Attentat de Christchurch en Nouvelle-Zélande : Donald Trump relativise l’extrémisme blanc

Le président américain a minimisé toute menace posée par le nationalisme raciste blanc, après que le terroriste présumé de Christchurch a qualifié Trump de « symbole de l’identité blanche renouvelée ».

Donald Trump a condamné sans ambiguïté les attaques terroristes de Christchurch, en Nouvelle Zélande, vendredi 15 mars, mais il a également relativisé le danger de l’idéologie qui les a motivés. Lorsque la presse lui a demandé s’il considérait que le « nationalisme blanc » constitue une menace croissante, le président des Etats-Unis a répondu : « Pas vraiment. » « Je pense qu’il s’agit d’un petit groupe de personnes qui ont de gros gros problèmes », a-t-il ajouté. « Je suppose que si vous regardez ce qui s’est passé en Nouvelle-Zélande, c’est peut-être le cas, a-t-il poursuivi, je n’en sais pas encore assez à ce sujet. Les enquêteurs n’en sont qu’au début pour la personne et les personnes impliquées. »

L’enjeu est pourtant double pour Donald Trump. Il a cultivé par le passé une certaine ambiguïté en tardant à prendre ses distances, au cours de la campagne présidentielle, par rapport à un ancien responsable du Ku Klux Klan, David Duke, qui lui avait apporté son soutien. Il a surtout renvoyé dos à dos les manifestants néonazis et antiracistes qui s’étaient affrontés à Charlottesville, en Virginie, en août 2017. Le principal suspect des tueries de Christchurch s’est en outre réclamé en partie du président des Etats-Unis en assurant dans un texte rendu public que ce dernier est « le symbole de l’identité blanche renouvelée et d’un but commun », tout en contestant sa stature de responsable politique.

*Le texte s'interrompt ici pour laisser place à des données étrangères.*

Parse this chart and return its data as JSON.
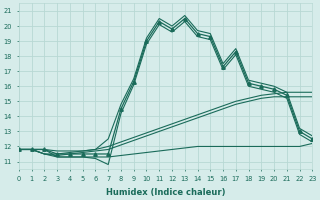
{
  "x": [
    0,
    1,
    2,
    3,
    4,
    5,
    6,
    7,
    8,
    9,
    10,
    11,
    12,
    13,
    14,
    15,
    16,
    17,
    18,
    19,
    20,
    21,
    22,
    23
  ],
  "line_main": [
    11.8,
    11.8,
    11.8,
    11.5,
    11.5,
    11.5,
    11.5,
    11.5,
    14.5,
    16.3,
    19.0,
    20.3,
    19.8,
    20.5,
    19.5,
    19.3,
    17.3,
    18.3,
    16.2,
    16.0,
    15.8,
    15.4,
    13.0,
    12.5
  ],
  "line_envelope_up": [
    11.8,
    11.8,
    11.8,
    11.7,
    11.7,
    11.7,
    11.8,
    12.5,
    14.8,
    16.5,
    19.2,
    20.5,
    20.0,
    20.7,
    19.7,
    19.5,
    17.5,
    18.5,
    16.4,
    16.2,
    16.0,
    15.6,
    13.2,
    12.7
  ],
  "line_envelope_low": [
    11.8,
    11.8,
    11.8,
    11.3,
    11.3,
    11.3,
    11.2,
    10.8,
    14.2,
    16.1,
    18.8,
    20.1,
    19.6,
    20.3,
    19.3,
    19.1,
    17.1,
    18.1,
    16.0,
    15.8,
    15.6,
    15.2,
    12.8,
    12.3
  ],
  "line_trend_upper": [
    11.8,
    11.8,
    11.5,
    11.5,
    11.6,
    11.7,
    11.8,
    12.0,
    12.3,
    12.6,
    12.9,
    13.2,
    13.5,
    13.8,
    14.1,
    14.4,
    14.7,
    15.0,
    15.2,
    15.4,
    15.5,
    15.6,
    15.6,
    15.6
  ],
  "line_trend_main": [
    11.8,
    11.8,
    11.5,
    11.4,
    11.5,
    11.6,
    11.7,
    11.8,
    12.1,
    12.4,
    12.7,
    13.0,
    13.3,
    13.6,
    13.9,
    14.2,
    14.5,
    14.8,
    15.0,
    15.2,
    15.3,
    15.3,
    15.3,
    15.3
  ],
  "line_flat_bottom": [
    11.8,
    11.8,
    11.5,
    11.3,
    11.3,
    11.3,
    11.3,
    11.3,
    11.4,
    11.5,
    11.6,
    11.7,
    11.8,
    11.9,
    12.0,
    12.0,
    12.0,
    12.0,
    12.0,
    12.0,
    12.0,
    12.0,
    12.0,
    12.2
  ],
  "color": "#1a6b5a",
  "bg_color": "#d6ecea",
  "grid_color": "#b8d8d4",
  "xlim": [
    0,
    23
  ],
  "ylim": [
    10.5,
    21.5
  ],
  "xlabel": "Humidex (Indice chaleur)",
  "yticks": [
    11,
    12,
    13,
    14,
    15,
    16,
    17,
    18,
    19,
    20,
    21
  ],
  "xticks": [
    0,
    1,
    2,
    3,
    4,
    5,
    6,
    7,
    8,
    9,
    10,
    11,
    12,
    13,
    14,
    15,
    16,
    17,
    18,
    19,
    20,
    21,
    22,
    23
  ]
}
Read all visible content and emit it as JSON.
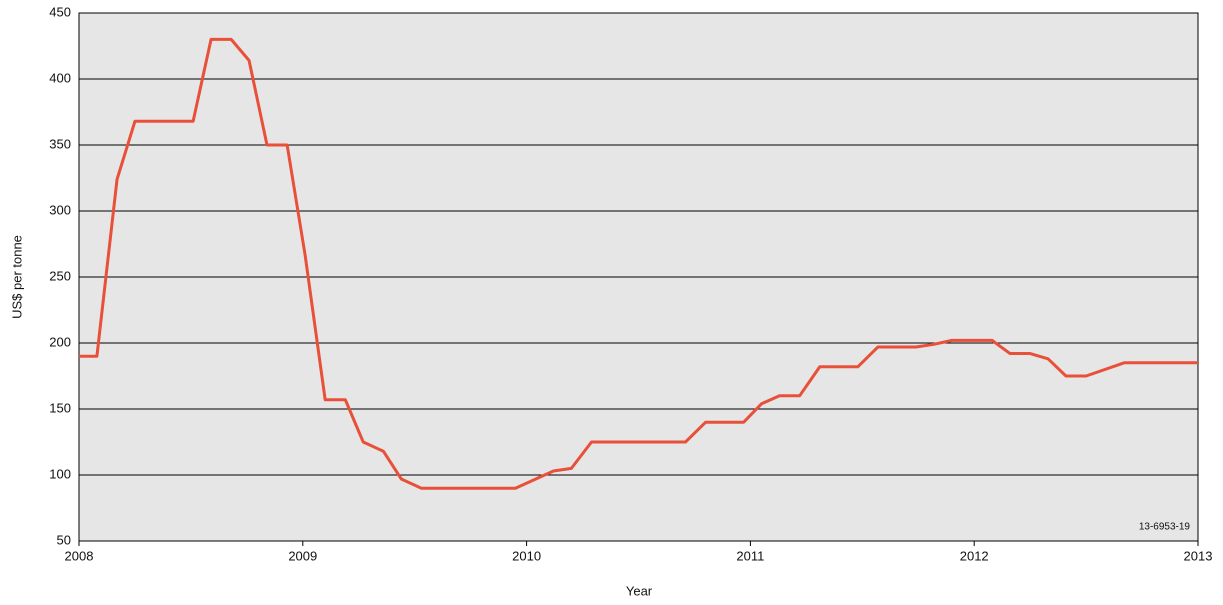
{
  "chart_data": {
    "type": "line",
    "x_label": "Year",
    "y_label": "US$ per tonne",
    "annotation": "13-6953-19",
    "x": [
      2008,
      2008.08,
      2008.17,
      2008.25,
      2008.51,
      2008.59,
      2008.68,
      2008.76,
      2008.84,
      2008.93,
      2009.01,
      2009.1,
      2009.19,
      2009.27,
      2009.36,
      2009.44,
      2009.53,
      2009.95,
      2010.12,
      2010.2,
      2010.29,
      2010.71,
      2010.8,
      2010.97,
      2011.05,
      2011.13,
      2011.22,
      2011.31,
      2011.48,
      2011.57,
      2011.74,
      2011.82,
      2011.9,
      2012.08,
      2012.16,
      2012.25,
      2012.33,
      2012.41,
      2012.5,
      2012.67,
      2013
    ],
    "series": [
      {
        "color": "#e8503a",
        "values": [
          190,
          190,
          324,
          368,
          368,
          430,
          430,
          414,
          350,
          350,
          267,
          157,
          157,
          125,
          118,
          97,
          90,
          90,
          103,
          105,
          125,
          125,
          140,
          140,
          154,
          160,
          160,
          182,
          182,
          197,
          197,
          199,
          202,
          202,
          192,
          192,
          188,
          175,
          175,
          185,
          185
        ]
      }
    ],
    "xlim": [
      2008,
      2013
    ],
    "xticks": [
      2008,
      2009,
      2010,
      2011,
      2012,
      2013
    ],
    "ylim": [
      50,
      450
    ],
    "yticks": [
      50,
      100,
      150,
      200,
      250,
      300,
      350,
      400,
      450
    ],
    "grid": true,
    "background": "#e6e6e6"
  }
}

« Invasion » aux Etats-Unis

Le hasard a voulu que Donald Trump commente les attentats alors qu’il venait d’opposer son veto à une résolution du Congrès contestant sa déclaration d’urgence nationale qui doit lui permettre de contourner le Congrès pour financer son projet de « mur » sur la frontière avec le Mexique [1]. Le président des Etats-Unis n’a cessé, au cours des dernières semaines, de justifier sa décision en dénonçant « l’invasion » dont seraient victimes les Etats-Unis, un terme qui fait écho aux arguments avancés par le tueur de Christchurch pour justifier son geste. « Nous avons une invasion de drogue, une invasion de gangs, une invasion de personnes, et c’est inacceptable », avait ainsi assuré le président en février en annonçant le recours controversé à l’état d’urgence.

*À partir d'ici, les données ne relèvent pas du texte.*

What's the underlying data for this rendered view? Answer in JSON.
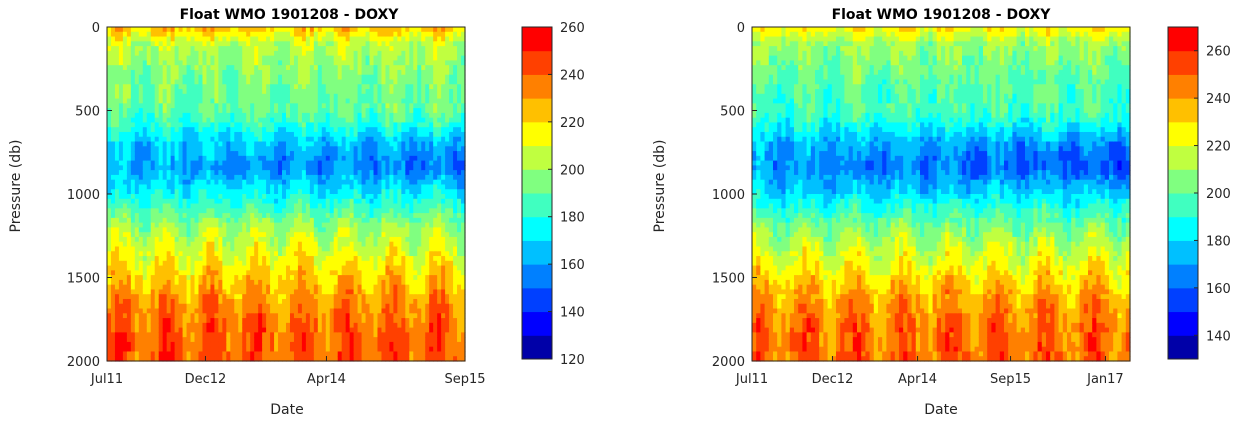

Le thème de l’invasion a été également avancé par l’auteur du massacre de la synagogue de Pittsburgh (onze morts) en octobre. Il s’en était pris à cette communauté du fait de l’aide qu’elle apportait aux émigrés, conformément à une longue tradition. Une hybridation entre l’antisémitisme et la xénophobie dont a également été la cible le philanthrope George Soros, accusé de financer les « caravanes » de migrants qui quittent les pays d’Amérique central en proie aux violences pour demander l’asile aux Etats-Unis.

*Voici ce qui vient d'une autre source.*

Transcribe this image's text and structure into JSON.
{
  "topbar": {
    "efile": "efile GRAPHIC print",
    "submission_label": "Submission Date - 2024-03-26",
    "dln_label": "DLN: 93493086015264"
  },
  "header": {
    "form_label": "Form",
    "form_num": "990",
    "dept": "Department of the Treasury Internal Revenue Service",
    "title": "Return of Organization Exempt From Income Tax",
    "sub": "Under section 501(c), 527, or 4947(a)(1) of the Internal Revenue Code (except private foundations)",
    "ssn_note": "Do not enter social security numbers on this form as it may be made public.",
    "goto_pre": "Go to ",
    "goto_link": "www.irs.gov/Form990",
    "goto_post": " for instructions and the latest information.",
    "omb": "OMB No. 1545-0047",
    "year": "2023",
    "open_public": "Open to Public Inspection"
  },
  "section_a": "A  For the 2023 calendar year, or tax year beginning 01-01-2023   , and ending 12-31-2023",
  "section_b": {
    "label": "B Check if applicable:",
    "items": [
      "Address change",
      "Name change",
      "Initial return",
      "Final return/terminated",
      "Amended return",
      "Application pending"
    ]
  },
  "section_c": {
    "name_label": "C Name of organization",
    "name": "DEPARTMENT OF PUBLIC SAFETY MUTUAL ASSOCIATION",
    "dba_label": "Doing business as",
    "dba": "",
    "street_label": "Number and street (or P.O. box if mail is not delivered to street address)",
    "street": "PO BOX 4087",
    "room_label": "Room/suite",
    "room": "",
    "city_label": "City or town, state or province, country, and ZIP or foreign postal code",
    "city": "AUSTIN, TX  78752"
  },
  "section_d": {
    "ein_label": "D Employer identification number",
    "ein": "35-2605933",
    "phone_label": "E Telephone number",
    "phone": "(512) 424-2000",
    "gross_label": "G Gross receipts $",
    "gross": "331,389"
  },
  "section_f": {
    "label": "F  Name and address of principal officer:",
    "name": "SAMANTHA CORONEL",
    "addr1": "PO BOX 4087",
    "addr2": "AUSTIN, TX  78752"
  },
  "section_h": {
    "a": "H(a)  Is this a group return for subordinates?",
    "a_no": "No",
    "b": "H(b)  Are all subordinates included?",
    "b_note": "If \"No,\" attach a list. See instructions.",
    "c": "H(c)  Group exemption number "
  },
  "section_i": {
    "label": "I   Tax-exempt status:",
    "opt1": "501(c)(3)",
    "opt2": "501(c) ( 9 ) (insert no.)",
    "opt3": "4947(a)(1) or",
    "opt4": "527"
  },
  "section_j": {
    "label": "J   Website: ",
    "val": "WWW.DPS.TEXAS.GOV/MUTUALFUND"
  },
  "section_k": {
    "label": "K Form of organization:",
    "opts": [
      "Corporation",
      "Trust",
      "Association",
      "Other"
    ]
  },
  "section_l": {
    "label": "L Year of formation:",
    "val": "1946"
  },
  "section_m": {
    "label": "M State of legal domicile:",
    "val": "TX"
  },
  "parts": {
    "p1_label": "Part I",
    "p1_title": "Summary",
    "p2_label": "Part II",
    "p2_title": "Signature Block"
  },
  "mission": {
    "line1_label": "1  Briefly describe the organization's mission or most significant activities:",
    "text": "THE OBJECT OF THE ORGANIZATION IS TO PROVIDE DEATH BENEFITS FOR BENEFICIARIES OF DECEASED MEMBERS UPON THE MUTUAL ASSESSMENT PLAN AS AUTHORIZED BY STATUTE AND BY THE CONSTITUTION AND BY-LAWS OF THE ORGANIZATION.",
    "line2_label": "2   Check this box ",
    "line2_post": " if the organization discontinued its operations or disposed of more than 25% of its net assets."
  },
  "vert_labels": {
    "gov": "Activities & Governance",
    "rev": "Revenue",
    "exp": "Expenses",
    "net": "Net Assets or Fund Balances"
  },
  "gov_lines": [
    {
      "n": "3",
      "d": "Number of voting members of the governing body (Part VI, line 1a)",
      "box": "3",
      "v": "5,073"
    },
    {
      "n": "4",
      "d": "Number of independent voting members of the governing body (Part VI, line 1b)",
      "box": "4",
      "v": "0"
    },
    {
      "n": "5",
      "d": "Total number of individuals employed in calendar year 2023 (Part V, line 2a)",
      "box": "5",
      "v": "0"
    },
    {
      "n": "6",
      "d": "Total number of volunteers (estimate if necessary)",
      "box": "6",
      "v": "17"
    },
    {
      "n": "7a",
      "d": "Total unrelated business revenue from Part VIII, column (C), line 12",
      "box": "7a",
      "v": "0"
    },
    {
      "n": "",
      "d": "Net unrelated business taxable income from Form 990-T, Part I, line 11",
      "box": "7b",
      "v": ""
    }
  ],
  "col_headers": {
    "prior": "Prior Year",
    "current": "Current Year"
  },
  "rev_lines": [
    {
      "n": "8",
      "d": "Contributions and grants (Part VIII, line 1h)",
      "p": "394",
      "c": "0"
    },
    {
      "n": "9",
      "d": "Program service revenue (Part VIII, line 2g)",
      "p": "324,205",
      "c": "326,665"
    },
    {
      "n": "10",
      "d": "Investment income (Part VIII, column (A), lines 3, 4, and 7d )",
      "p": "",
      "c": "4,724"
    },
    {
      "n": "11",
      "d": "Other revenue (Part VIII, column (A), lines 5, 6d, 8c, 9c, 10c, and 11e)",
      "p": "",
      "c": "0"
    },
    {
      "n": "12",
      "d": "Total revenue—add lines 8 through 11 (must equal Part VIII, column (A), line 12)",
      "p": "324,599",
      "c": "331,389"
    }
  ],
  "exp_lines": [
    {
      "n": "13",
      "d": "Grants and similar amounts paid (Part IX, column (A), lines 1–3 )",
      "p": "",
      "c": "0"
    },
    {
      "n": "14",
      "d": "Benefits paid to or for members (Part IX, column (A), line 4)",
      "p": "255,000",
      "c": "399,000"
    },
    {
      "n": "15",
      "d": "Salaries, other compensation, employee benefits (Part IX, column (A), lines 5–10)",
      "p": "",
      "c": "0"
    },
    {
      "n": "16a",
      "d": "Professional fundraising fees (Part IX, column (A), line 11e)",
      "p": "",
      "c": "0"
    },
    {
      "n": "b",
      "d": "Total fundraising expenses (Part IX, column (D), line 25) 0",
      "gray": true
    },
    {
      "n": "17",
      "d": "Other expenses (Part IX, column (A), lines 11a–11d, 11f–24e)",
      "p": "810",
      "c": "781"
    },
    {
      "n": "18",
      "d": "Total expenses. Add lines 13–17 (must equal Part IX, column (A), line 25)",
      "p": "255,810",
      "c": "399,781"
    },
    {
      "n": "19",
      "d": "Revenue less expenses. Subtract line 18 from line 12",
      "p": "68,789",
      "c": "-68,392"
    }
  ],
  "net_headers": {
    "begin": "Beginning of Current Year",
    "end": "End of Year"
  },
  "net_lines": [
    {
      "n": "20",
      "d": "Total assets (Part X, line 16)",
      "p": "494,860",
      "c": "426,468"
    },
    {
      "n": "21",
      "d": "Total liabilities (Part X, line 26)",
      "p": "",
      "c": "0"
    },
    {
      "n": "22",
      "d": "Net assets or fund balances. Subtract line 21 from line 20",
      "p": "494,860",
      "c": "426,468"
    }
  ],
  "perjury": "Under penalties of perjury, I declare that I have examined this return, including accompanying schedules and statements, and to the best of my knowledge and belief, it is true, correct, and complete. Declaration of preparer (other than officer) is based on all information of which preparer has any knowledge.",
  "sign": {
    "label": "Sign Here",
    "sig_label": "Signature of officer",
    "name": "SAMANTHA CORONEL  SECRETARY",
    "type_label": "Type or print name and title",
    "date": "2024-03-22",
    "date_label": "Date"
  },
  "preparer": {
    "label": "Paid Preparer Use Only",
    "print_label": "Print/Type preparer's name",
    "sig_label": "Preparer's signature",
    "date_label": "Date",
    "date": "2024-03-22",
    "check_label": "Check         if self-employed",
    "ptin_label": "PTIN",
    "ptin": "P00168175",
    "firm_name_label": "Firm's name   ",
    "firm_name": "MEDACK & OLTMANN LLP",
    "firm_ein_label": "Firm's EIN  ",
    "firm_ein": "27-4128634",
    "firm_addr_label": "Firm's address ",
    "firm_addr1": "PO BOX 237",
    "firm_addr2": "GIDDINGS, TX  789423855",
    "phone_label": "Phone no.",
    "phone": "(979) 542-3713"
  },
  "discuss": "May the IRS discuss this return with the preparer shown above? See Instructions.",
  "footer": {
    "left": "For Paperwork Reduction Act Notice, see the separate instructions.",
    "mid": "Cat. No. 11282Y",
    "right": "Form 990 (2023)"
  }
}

Le relativisme de Donald Trump se heurte également aux chiffres. Selon un rapport de l’Anti Defamation League rendu public au début de l’année, « les extrémistes de droite ont tué plus de personnes en 2018 que toute autre année depuis 1995. A titre de comparaison, seuls 62 % des meurtres perpétrés par des extrémistes en 2017 étaient commis par des extrémistes de droite et seulement 21 % en 2016 », contre 98 % en 2018. Selon un rapport du FBI publié par le Washington Post, le 9 mars, la majorité des personnes arrêtées aux Etats-Unis pour des faits de terrorisme sont d’ailleurs liées à des groupuscules américains et non à des organisations terroristes internationales.